What really cements Tupelo’s reputation in the fishing world, though, is that you can hardly throw a rock in any direction without hitting a pond, lake or river. “When daylight savings time starts, you can get off work, hook the boat up and be on the water in 10-15 minutes at Trace, Tombigbee, Elvis Presley, Lake Lamar Bruce,” Pugh says. “In 10 to 15 minutes, you can be fishing, and you can fish for three hours. And there’s not a lot of places throughout the state – and trust me, I’ve looked at them all – that can say that.”
Tupelo Bass Club
Pugh isn’t just blowing smoke. The former president of the Tupelo Bass Club was transferred to work in Jackson nearly 200 miles away but chooses to commute instead of moving from Tupelo and its waterways.
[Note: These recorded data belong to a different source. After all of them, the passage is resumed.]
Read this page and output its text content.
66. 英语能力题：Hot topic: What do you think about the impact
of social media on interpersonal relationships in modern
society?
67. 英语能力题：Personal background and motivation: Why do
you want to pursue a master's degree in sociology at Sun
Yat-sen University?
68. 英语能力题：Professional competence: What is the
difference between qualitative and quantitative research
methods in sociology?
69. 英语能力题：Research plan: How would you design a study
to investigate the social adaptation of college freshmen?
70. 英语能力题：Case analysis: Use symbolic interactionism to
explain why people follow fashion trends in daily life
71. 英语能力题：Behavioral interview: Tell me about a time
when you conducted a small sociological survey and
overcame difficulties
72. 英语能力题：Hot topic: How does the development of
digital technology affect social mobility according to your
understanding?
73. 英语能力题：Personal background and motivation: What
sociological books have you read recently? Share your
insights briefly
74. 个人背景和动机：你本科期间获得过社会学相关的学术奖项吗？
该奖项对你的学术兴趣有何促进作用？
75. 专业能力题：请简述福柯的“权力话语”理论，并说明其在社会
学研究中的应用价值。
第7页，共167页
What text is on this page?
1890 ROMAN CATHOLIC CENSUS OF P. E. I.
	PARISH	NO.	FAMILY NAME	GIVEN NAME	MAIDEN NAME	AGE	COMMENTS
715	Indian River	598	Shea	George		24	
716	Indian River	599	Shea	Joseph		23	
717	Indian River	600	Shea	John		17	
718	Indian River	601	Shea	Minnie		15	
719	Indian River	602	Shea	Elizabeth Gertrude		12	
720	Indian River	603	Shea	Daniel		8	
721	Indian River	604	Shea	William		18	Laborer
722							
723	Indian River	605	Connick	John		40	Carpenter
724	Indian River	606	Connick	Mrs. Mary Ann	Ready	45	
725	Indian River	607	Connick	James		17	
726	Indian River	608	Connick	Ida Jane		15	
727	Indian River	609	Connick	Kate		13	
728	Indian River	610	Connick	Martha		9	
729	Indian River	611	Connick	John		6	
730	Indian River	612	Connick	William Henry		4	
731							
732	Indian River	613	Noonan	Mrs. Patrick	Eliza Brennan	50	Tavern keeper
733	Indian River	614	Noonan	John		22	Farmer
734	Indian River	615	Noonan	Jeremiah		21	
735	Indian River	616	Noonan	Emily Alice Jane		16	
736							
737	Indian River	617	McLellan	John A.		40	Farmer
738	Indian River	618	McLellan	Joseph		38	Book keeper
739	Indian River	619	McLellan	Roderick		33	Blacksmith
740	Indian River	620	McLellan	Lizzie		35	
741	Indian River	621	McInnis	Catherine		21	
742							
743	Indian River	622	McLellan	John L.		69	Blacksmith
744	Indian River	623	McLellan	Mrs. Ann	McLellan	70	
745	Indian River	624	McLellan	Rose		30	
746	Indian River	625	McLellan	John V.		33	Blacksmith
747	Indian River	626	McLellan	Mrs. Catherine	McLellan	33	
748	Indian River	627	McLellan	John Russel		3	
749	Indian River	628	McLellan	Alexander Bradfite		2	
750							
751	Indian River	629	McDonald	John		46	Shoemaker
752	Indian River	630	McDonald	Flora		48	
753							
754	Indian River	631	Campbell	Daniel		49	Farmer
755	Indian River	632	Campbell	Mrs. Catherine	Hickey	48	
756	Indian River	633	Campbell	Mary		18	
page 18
That kind of dedication doesn’t seem odd to Mark Gwin, another member of the Tupelo Bass Club. Other than a few weeks when he was off his feet for health reasons, Gwin hasn’t missed a week on the water in roughly 16 years.
“I go every weekend,” he says. “We are so blessed in Tupelo with so many different kinds of water to fish. Just the father with his kid and a cane pole can fish farm ponds, and there’s public access on all our public waters. The state’s done well; the government’s done well on supplying fishable places.”
Despite Tupelo’s recognition nationwide as an angler’s paradise, Gwin says there are still some watering holes that only the locals know. “We’d rather … keep [those places] a secret,” Gwin says, laughing. “But that’s okay because I do believe in ‘share and share alike.’ And maybe they’ll give us some of their secrets, too.”